Gandalf (the Grey) and Saruman (the "White")

Gandalf (the Grey) and Saruman (the “White”)

The Wizards

I really like the sculpts for the Prince August figures. They have good poses and plenty of detail. They are well moulded too – almost no visible mould lines, and I don’t remember ever cleaning off flash or over-cast. They all came as a one-piece metal figure on an oval base, but have now been glued to 25mm rounds.

Thief in studded leather and Cleric in full plate mail.

Rear view

The “Elf Girl” came in a pack of 3 Poses – sleeping, standing, fighting. I had originally painted these as “Silvara” – the Silver Dragon/Kargonesti Elf from the Dragonlance Saga (insert from “Dragons of Mystery”, Larry Elmore) because the figure matched the images I’ve got in “The Art of the Dragonlance Saga”. (Although I did the fighting pose in blue, not red.) I gave the standing figure to a friend, and kept the others. I’ve repainted the hair this time, and the blue clothing to purple. Of the two figures I have, only the sleeping figure shows a pointed ear – otherwise there is nothing that distinguishes the figure as elven.

Druid and Silvara

Druid and Silvara

I find great interest in this figure because I’m not aware that Prince August had a license for Dragonlance at any time. Ral Partha produced a large Dragonlance range for TSR, and it looks like TSR produced some themselves. I have two A4 colour reprints of Larry Elmores paintings (Art of the DL) as well as sketches. The only feature my figure shows that isn’t in the artwork are the dagger and sword!

Interlude

I was quite pleased this morning to find a home improvement site where I could list a few things I wanted done (installation quotes – new oven, hot water service and air conditioning) and get some suggestions of businesses I could contact. It also sent messages to people on my behalf, so I also received a number of calls from tradesmen who were interested in helping. Much better than tracking someone down and then have them say they are too busy, or don’t handle all of what you want. It will be so nice to have hot water out of a tap again!

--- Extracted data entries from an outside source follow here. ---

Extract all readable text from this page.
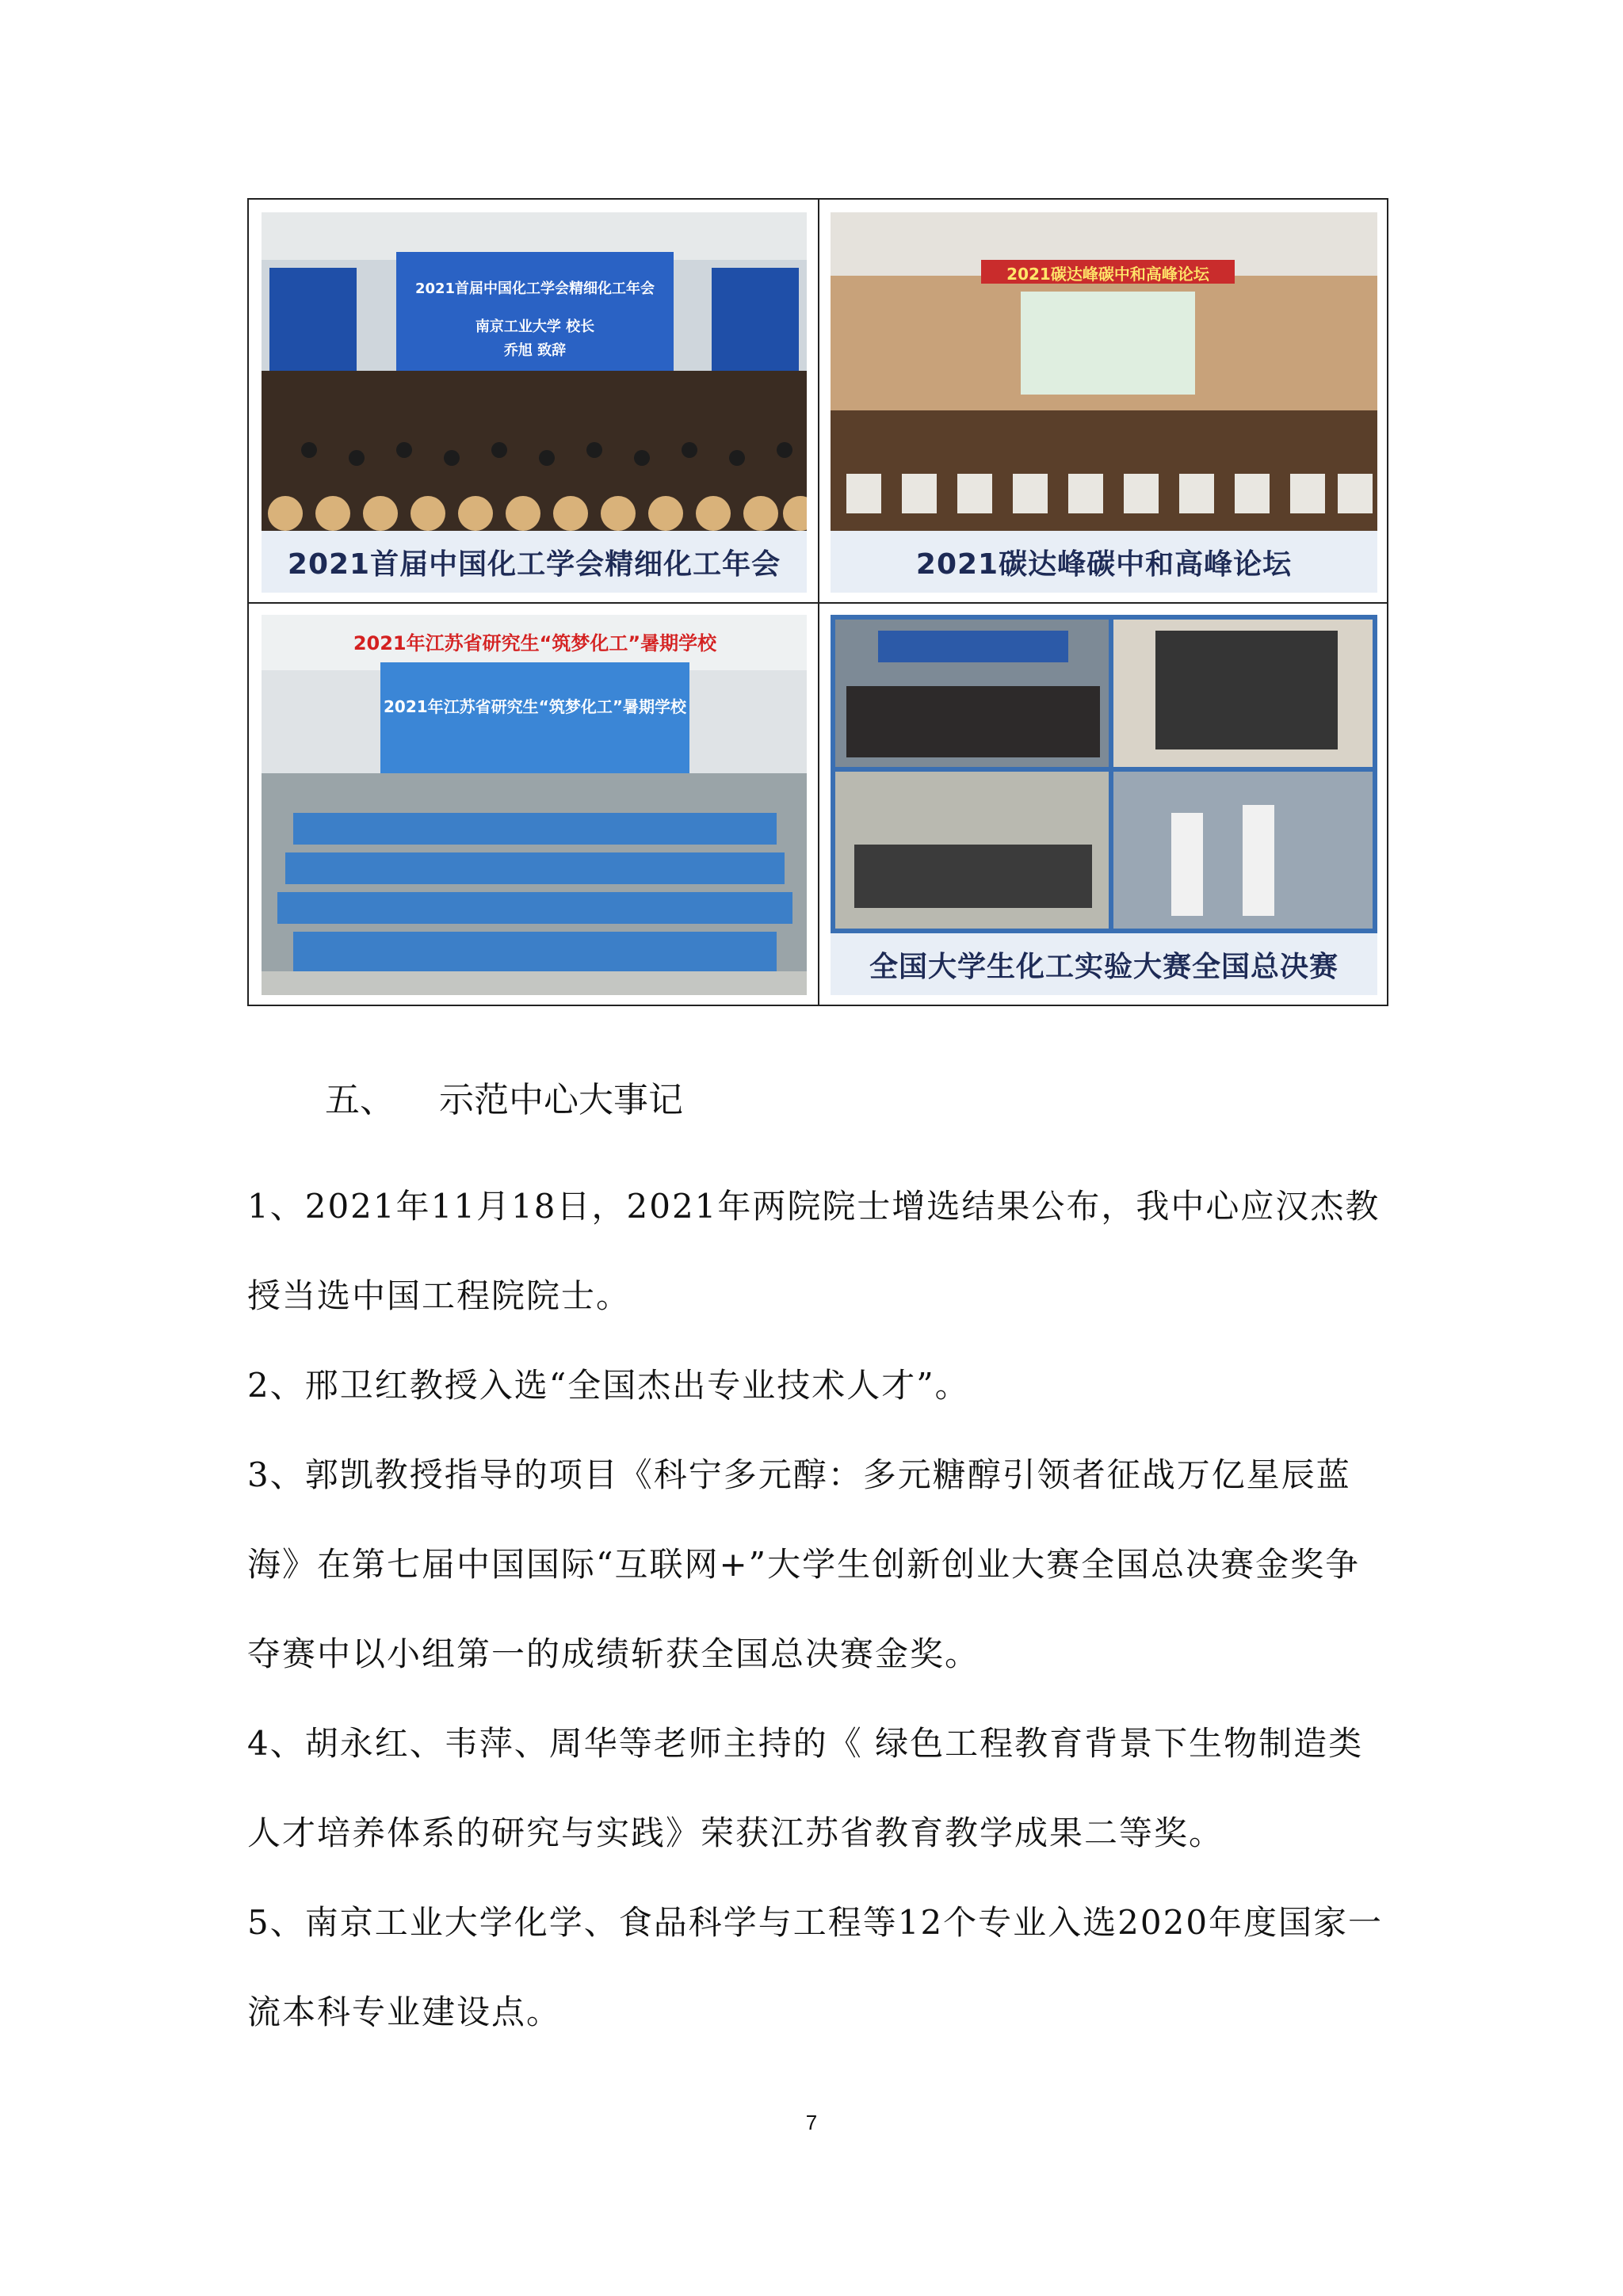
2021首届中国化工学会精细化工年会
南京工业大学 校长
乔旭 致辞
2021首届中国化工学会精细化工年会
2021碳达峰碳中和高峰论坛
2021碳达峰碳中和高峰论坛
2021年江苏省研究生“筑梦化工”暑期学校
2021年江苏省研究生“筑梦化工”暑期学校
全国大学生化工实验大赛全国总决赛
五、 示范中心大事记

1、2021年11月18日，2021年两院院士增选结果公布，我中心应汉杰教授当选中国工程院院士。

2、邢卫红教授入选“全国杰出专业技术人才”。

3、郭凯教授指导的项目《科宁多元醇：多元糖醇引领者征战万亿星辰蓝海》在第七届中国国际“互联网+”大学生创新创业大赛全国总决赛金奖争夺赛中以小组第一的成绩斩获全国总决赛金奖。

4、胡永红、韦萍、周华等老师主持的《 绿色工程教育背景下生物制造类人才培养体系的研究与实践》荣获江苏省教育教学成果二等奖。

5、南京工业大学化学、食品科学与工程等12个专业入选2020年度国家一流本科专业建设点。

7
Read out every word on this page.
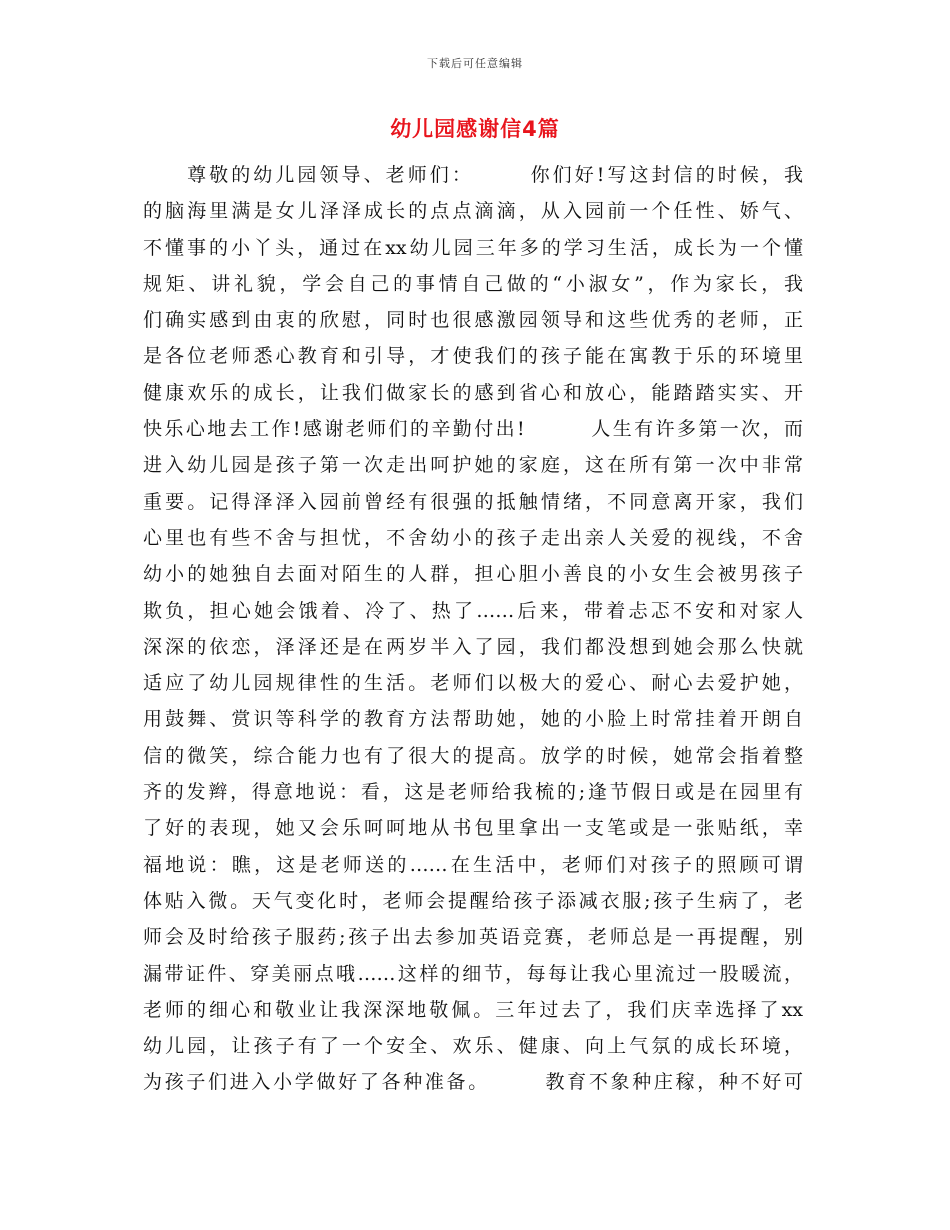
下载后可任意编辑
幼儿园感谢信4篇
　　尊敬的幼儿园领导、老师们：　　　你们好!写这封信的时候，我
的脑海里满是女儿泽泽成长的点点滴滴，从入园前一个任性、娇气、
不懂事的小丫头，通过在xx幼儿园三年多的学习生活，成长为一个懂
规矩、讲礼貌，学会自己的事情自己做的“小淑女”，作为家长，我
们确实感到由衷的欣慰，同时也很感激园领导和这些优秀的老师，正
是各位老师悉心教育和引导，才使我们的孩子能在寓教于乐的环境里
健康欢乐的成长，让我们做家长的感到省心和放心，能踏踏实实、开
快乐心地去工作!感谢老师们的辛勤付出!　　　人生有许多第一次，而
进入幼儿园是孩子第一次走出呵护她的家庭，这在所有第一次中非常
重要。记得泽泽入园前曾经有很强的抵触情绪，不同意离开家，我们
心里也有些不舍与担忧，不舍幼小的孩子走出亲人关爱的视线，不舍
幼小的她独自去面对陌生的人群，担心胆小善良的小女生会被男孩子
欺负，担心她会饿着、冷了、热了……后来，带着忐忑不安和对家人
深深的依恋，泽泽还是在两岁半入了园，我们都没想到她会那么快就
适应了幼儿园规律性的生活。老师们以极大的爱心、耐心去爱护她，
用鼓舞、赏识等科学的教育方法帮助她，她的小脸上时常挂着开朗自
信的微笑，综合能力也有了很大的提高。放学的时候，她常会指着整
齐的发辫，得意地说：看，这是老师给我梳的;逢节假日或是在园里有
了好的表现，她又会乐呵呵地从书包里拿出一支笔或是一张贴纸，幸
福地说：瞧，这是老师送的……在生活中，老师们对孩子的照顾可谓
体贴入微。天气变化时，老师会提醒给孩子添减衣服;孩子生病了，老
师会及时给孩子服药;孩子出去参加英语竞赛，老师总是一再提醒，别
漏带证件、穿美丽点哦……这样的细节，每每让我心里流过一股暖流，
老师的细心和敬业让我深深地敬佩。三年过去了，我们庆幸选择了xx
幼儿园，让孩子有了一个安全、欢乐、健康、向上气氛的成长环境，
为孩子们进入小学做好了各种准备。　　　教育不象种庄稼，种不好可
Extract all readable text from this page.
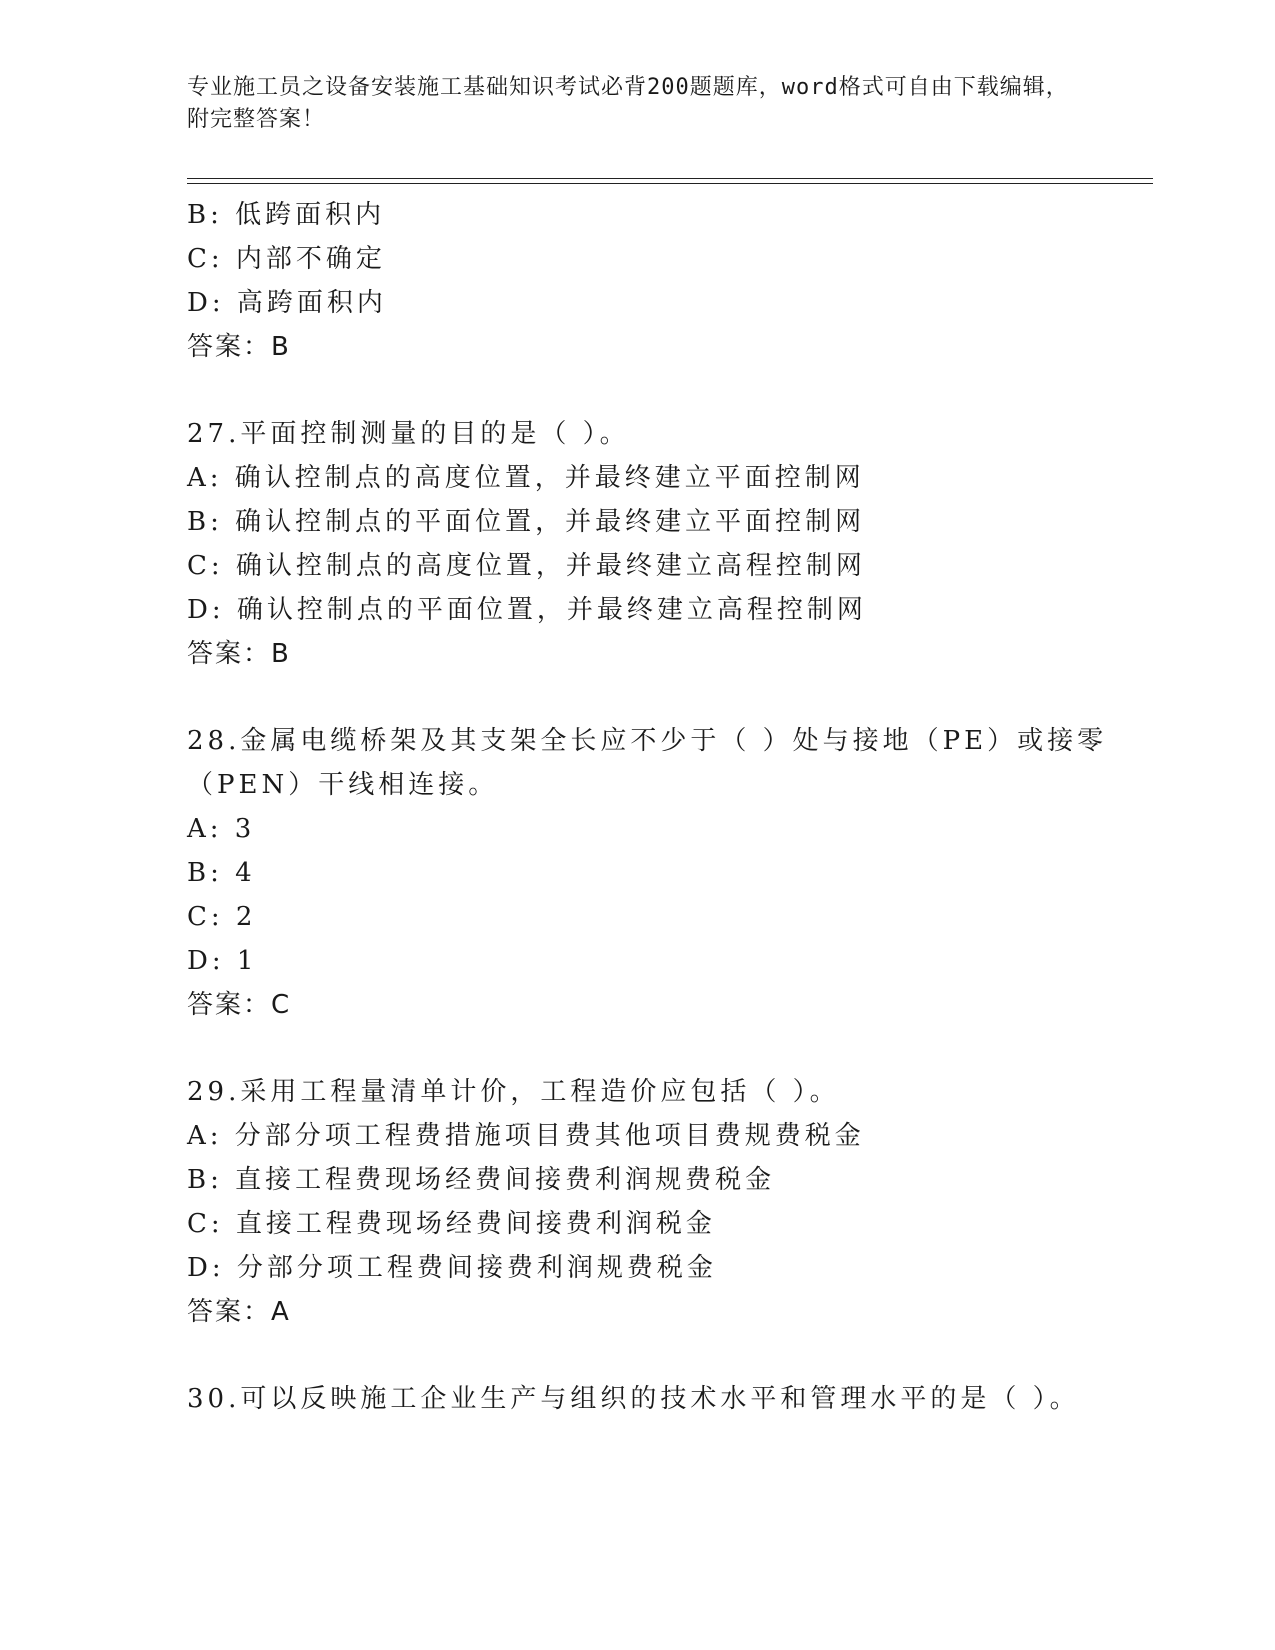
专业施工员之设备安装施工基础知识考试必背200题题库，word格式可自由下载编辑，附完整答案！
B: 低跨面积内
C: 内部不确定
D: 高跨面积内
答案：B
27.平面控制测量的目的是（ ）。
A: 确认控制点的高度位置，并最终建立平面控制网
B: 确认控制点的平面位置，并最终建立平面控制网
C: 确认控制点的高度位置，并最终建立高程控制网
D: 确认控制点的平面位置，并最终建立高程控制网
答案：B
28.金属电缆桥架及其支架全长应不少于（ ）处与接地（PE）或接零
（PEN）干线相连接。
A: 3
B: 4
C: 2
D: 1
答案：C
29.采用工程量清单计价，工程造价应包括（ ）。
A: 分部分项工程费措施项目费其他项目费规费税金
B: 直接工程费现场经费间接费利润规费税金
C: 直接工程费现场经费间接费利润税金
D: 分部分项工程费间接费利润规费税金
答案：A
30.可以反映施工企业生产与组织的技术水平和管理水平的是（ ）。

I collected a new pair of glasses today – my first pair of multi-focals. I’m already impressed that I can read books or text on my phone now without having to remove my glasses. I was hoping that the new pair would allow me to focus on figures for painting too – normally I’m taking them off to paint, then back on to find something on the desk/look at my computer. They’re better – I can hold the figure closer than before to see detail, but for very fine detail (like eyes) I think no glasses is still the way to go. (At least until I can get a magnifying desk lamp.)

I spray undercoated a new batch of figures this morning and left them out to dry. Much better weather this weekend than all of the last week. I’m nearly finished the ten figures that I’ve been struggling to complete during the week – mostly eyes on everyone now, the hair of one figure and a bit of basing work on some. I’m hoping to spray varnish completed figures tomorrow. (Then take photographs!)